Here are some questions lawmakers might consider asking.
Is a bank like Citigroup too big to be safe for the financial system?
More than any other bank, Citigroup has been labeled the poster child for the "too big to fail" debate. The godfather of Citigroup’s massive expansion, Sandy Weil, made news last summer when he said that the country’s biggest banks need to be broken up. Since the crisis, the bank has sloughed off many parts of its business, but some people think it’s still too big to run responsibly. Does Lew agree with Sandy Weil?
What does he think about the Volcker rule?
Lew’s unit, at least in 2007, was trying to boost the bank’s profits by making bets with some of Citigroup’s own money. This is exactly the kind of activity that the Volcker rule in the Dodd-Frank bill is designed to ban. The language for the rule has been in limbo for months, and some reformers fear it’s being watered down too much. Lew could potentially have a role in shaping the rule's final form.
What lessons does he take from the government's handling of Citigroup and other banks in 2008?
During my reporting, I reached out to a number of people who were working in the government during the bailouts who say they didn’t cross paths with Lew in 2008. But what does he think about the massive government bailouts of the big banks? For instance, should shareholders have been wiped out? What about the restrictions on those companies' executive pay?
Which parts of Dodd-Frank does he think would prevent a repeat of the financial crisis?
Lew is more familiar with budgets than financial regulations, and he said during his confirmation hearings for chairman of the Office of Management and Budget that he doesn’t see himself as “an expert in some of these aspects of the financial industry.” But thanks to the Dodd-Frank Act, the Treasury chief has to act more like a regulator, or at least like someone with an eye on systemic risks to the economy.

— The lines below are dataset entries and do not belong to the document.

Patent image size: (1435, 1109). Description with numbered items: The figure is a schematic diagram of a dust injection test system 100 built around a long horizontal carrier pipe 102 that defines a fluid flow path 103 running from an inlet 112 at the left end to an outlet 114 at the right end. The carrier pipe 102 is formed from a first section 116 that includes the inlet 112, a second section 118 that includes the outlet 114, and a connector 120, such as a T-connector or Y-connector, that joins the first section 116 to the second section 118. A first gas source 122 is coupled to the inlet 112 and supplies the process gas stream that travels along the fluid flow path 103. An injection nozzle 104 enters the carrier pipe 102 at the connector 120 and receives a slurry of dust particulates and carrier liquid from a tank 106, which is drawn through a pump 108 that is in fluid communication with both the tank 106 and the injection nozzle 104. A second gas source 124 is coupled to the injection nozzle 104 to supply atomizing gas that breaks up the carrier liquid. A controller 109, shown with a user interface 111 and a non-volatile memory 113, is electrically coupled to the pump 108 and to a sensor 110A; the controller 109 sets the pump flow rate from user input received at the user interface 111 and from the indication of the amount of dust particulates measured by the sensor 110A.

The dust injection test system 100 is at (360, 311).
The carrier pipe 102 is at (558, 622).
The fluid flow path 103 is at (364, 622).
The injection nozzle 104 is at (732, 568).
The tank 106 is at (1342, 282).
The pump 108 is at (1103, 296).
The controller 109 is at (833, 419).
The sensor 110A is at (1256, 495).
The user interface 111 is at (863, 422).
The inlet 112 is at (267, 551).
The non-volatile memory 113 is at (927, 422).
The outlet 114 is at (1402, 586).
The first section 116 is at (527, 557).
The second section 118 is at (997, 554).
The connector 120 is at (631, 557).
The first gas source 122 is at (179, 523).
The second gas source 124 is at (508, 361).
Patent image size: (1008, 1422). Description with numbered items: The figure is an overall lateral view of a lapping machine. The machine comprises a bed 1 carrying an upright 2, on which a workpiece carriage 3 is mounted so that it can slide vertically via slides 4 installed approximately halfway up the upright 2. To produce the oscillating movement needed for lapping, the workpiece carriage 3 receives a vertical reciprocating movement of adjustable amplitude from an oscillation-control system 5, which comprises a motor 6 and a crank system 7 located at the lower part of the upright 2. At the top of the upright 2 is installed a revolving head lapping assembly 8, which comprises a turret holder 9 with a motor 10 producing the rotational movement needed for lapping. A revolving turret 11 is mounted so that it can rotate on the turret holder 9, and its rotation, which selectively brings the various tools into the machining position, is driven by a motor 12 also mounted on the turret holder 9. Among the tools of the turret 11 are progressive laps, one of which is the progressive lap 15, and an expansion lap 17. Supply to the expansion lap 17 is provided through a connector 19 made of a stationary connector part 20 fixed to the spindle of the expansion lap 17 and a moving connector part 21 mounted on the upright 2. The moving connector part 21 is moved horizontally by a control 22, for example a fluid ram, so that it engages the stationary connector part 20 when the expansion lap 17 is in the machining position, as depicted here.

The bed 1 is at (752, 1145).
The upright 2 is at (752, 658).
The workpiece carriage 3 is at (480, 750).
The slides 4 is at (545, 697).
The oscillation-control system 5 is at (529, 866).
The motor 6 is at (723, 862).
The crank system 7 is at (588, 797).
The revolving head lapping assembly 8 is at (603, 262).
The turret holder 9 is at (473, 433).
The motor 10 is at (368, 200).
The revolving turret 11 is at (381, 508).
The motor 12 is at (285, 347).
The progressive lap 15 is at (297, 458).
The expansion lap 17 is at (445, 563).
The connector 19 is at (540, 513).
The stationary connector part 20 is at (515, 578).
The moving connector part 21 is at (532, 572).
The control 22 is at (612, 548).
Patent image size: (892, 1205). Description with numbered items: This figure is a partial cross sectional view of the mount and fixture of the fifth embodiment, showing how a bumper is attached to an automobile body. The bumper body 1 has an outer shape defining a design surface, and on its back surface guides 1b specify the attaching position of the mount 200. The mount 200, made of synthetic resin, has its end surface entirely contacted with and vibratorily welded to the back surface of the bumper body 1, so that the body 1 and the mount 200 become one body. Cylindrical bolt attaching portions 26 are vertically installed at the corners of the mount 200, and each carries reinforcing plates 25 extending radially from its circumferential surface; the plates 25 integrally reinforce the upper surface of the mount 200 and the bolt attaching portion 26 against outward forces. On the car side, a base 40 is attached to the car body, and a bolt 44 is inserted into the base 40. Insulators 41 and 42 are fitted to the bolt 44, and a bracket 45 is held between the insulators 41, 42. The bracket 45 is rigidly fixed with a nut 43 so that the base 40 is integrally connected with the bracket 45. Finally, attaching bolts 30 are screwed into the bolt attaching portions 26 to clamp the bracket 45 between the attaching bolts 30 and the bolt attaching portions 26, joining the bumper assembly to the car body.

Dodd-Frank is this country’s answer to the financial crisis. We'd like a sense for how much thought Lew has given to the regulatory measure.
How does he view the role of banks in the U.S. economy?
Lew was at the OMB in the Clinton administration during a big push to deregulate the industry. Wall Street expanded dramatically — and then nearly fell apart. How much should the U.S. economy be devoted to the finance sector versus other economic activities? Do we have the balance right?